State's 11.5 percent population growth yields no additional Congressional seat

Tuesday, December 21, 2010 at 12:50pm

Tennessee added 656,822 to its population in the last decade — an 11.5 percent increase — greater than the U.S. rate but not enough to gain seats in Congress, the U.S. Census Bureau announced Tuesday.

The state’s population stood at 6,346,105, up from 5,689,283 in 2000. The U.S. population was 308,745,538, a 9.7 percent increase from 281,421,906 in 2000.

“A big thanks to the American public for its overwhelming response to the 2010 Census,” U.S. Commerce Secretary Gary Locke said in unveiling the official counts in Washington. “The result was a successful count that came in on time and well under budget, with a final 2010 Census savings of $1.87 billion.”

The most populous state was California (37,253,956). Wyoming was the least populous (563,626). The state that gained the most people since 2000 was Texas (up 4,293,741 to 25,145,561), and the state that gained the most as a percentage of its 2000 Census count was Nevada (up 35.1 percent to 2,700,551).

The South and the West grew the most, with the South gaining 14.3 million people and the West picking up 8.7 million. The Northeast and the Midwest also grew by 1.7 million and 2.5 million, respectively.

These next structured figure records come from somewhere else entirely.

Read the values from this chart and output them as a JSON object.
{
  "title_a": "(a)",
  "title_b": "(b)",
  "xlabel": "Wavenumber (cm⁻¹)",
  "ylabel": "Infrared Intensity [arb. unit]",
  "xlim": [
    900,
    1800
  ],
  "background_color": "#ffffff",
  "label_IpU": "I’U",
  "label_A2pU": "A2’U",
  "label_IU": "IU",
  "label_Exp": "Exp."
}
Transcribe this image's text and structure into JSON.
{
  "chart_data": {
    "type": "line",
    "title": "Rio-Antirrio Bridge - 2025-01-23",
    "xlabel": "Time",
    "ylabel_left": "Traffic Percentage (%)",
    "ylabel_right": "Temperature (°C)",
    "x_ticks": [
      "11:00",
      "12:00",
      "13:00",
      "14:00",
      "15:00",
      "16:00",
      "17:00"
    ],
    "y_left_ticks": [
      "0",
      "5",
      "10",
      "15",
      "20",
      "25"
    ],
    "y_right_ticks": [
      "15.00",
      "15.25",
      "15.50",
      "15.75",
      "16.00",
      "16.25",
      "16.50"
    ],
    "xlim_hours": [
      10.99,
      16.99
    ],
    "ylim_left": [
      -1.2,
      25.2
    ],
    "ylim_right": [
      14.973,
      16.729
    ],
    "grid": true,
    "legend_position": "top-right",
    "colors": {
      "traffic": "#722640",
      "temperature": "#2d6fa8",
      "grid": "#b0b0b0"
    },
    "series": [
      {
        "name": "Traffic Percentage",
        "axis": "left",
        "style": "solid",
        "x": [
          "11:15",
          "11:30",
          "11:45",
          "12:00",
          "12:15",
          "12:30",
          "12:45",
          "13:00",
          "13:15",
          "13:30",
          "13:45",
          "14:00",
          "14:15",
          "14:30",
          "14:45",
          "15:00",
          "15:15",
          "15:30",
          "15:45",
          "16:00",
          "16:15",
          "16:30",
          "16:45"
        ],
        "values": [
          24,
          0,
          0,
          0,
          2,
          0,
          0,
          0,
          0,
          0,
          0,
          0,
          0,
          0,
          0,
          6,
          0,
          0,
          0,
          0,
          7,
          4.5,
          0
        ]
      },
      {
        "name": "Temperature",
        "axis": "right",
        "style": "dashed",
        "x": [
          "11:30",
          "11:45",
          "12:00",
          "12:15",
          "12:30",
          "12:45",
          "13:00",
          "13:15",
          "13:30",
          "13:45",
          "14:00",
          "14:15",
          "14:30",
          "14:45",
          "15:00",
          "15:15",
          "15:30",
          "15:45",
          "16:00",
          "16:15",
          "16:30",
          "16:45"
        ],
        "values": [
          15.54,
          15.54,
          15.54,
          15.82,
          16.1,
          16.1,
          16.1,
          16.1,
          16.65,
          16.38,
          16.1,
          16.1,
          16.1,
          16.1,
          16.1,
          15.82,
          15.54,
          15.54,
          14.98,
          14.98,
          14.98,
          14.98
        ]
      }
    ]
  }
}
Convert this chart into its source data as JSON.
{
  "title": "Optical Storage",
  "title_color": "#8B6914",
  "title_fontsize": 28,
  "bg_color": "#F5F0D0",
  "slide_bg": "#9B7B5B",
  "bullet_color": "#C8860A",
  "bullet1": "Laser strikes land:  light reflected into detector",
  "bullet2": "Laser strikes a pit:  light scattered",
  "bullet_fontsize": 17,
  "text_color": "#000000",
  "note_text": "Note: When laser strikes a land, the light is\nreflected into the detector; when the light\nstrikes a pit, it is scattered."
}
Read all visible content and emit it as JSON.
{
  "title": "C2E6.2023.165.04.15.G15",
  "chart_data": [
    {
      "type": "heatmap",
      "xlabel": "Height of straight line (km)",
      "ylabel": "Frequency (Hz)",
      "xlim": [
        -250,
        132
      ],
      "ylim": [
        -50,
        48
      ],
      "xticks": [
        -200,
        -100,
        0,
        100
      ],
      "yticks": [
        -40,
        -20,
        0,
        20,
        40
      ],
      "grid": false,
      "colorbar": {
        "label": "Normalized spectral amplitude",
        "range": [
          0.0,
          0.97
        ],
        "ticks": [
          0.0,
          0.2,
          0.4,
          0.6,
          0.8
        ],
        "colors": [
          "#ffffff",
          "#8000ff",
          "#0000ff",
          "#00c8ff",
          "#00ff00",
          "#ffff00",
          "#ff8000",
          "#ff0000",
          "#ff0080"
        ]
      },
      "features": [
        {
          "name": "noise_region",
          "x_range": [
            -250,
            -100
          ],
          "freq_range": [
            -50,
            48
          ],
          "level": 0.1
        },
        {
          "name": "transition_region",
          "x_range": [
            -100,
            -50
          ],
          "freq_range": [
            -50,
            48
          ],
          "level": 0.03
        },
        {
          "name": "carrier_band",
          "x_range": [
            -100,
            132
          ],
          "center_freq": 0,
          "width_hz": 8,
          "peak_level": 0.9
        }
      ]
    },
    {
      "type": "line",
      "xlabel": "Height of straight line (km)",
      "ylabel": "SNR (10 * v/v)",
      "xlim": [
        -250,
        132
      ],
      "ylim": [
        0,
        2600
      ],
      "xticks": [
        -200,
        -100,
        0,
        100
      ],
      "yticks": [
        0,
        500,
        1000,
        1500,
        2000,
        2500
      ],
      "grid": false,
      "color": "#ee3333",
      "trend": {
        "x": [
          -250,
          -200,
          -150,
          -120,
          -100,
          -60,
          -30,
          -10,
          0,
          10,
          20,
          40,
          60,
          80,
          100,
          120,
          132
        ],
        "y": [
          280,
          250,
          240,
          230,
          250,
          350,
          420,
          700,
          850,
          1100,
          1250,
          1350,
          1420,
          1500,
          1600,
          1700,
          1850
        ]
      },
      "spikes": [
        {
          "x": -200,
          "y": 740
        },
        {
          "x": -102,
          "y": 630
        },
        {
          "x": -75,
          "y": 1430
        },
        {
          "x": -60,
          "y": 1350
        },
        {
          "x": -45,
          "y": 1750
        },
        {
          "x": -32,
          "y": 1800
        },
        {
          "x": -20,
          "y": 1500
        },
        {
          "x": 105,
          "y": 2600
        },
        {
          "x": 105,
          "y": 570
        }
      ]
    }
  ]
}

Tennessee keeps its nine congressional seats under the new Census figures. With four additional seats, Texas gained the most. Florida picked up two seats. Six others states — Arizona, Georgia, Nevada, South Carolina, Utah and Washington — added one seat each.

New York and Ohio each lost two seats. Eight other states lost a single seat: Illinois, Iowa, Louisiana, Massachusetts, Michigan, Missouri, New Jersey and Pennsylvania. 

7 Comments on this post:

By: JeffF on 12/21/10 at 1:36

I have not found the new magic number for congressional representation. What is the number for the population of congressional district going to be?

By: JeffF on 12/21/10 at 1:48

just found it. The average population of a congressional district will be 710,767, compared with 646,942 in 2000.

This puts Tennessee at a 8.9285 ratio for districts. The previous census ratio in 2000 had Tennessee at 8.7941.

Tennessee is a long way from gaining that 10th seat. We were about just over 406,100 short of picking it up this time around. Tennessee needed a growth rate of 18.68% to reach the tenth representative.

By: bfra on 12/22/10 at 3:36

No doubt TN would have had that growth rate, had all the illegals been counted.

By: richgoose on 12/22/10 at 4:47

I do not think the population that is growing in Tennessee represents the ideals and standards that I would like.

By: govskeptic on 12/22/10 at 6:48

Noted growth rate of largest increases of growth of States
bordering or near Mexican border. Their representations
go up, even lowly Nevada and Utah.

By: JeffF on 12/22/10 at 9:53

Luckily the states get to count the illegals for reapportionment and funding purposes. Since the illegals do not get to vote their presence gives more representative power to the locals who desire so much to defend themselves from the invaders. Texas' and Arizona's increasing power in the house will go a long way toward the defense of America's borders. The do-gooder states in the North east are continuing their slide toward political oblivion.

By: joe41 on 12/27/10 at 1:22

I think the comment "I do not think the population that is growing in Tennessee represents the ideals and standards that I would like' is what is wrong with America. Rather than to learn how to get along with people, some folks are building a wall around themselves. We have known this was coming for at least 20 years. My company planned for it and we are much better off for it. Too bad for you other guys.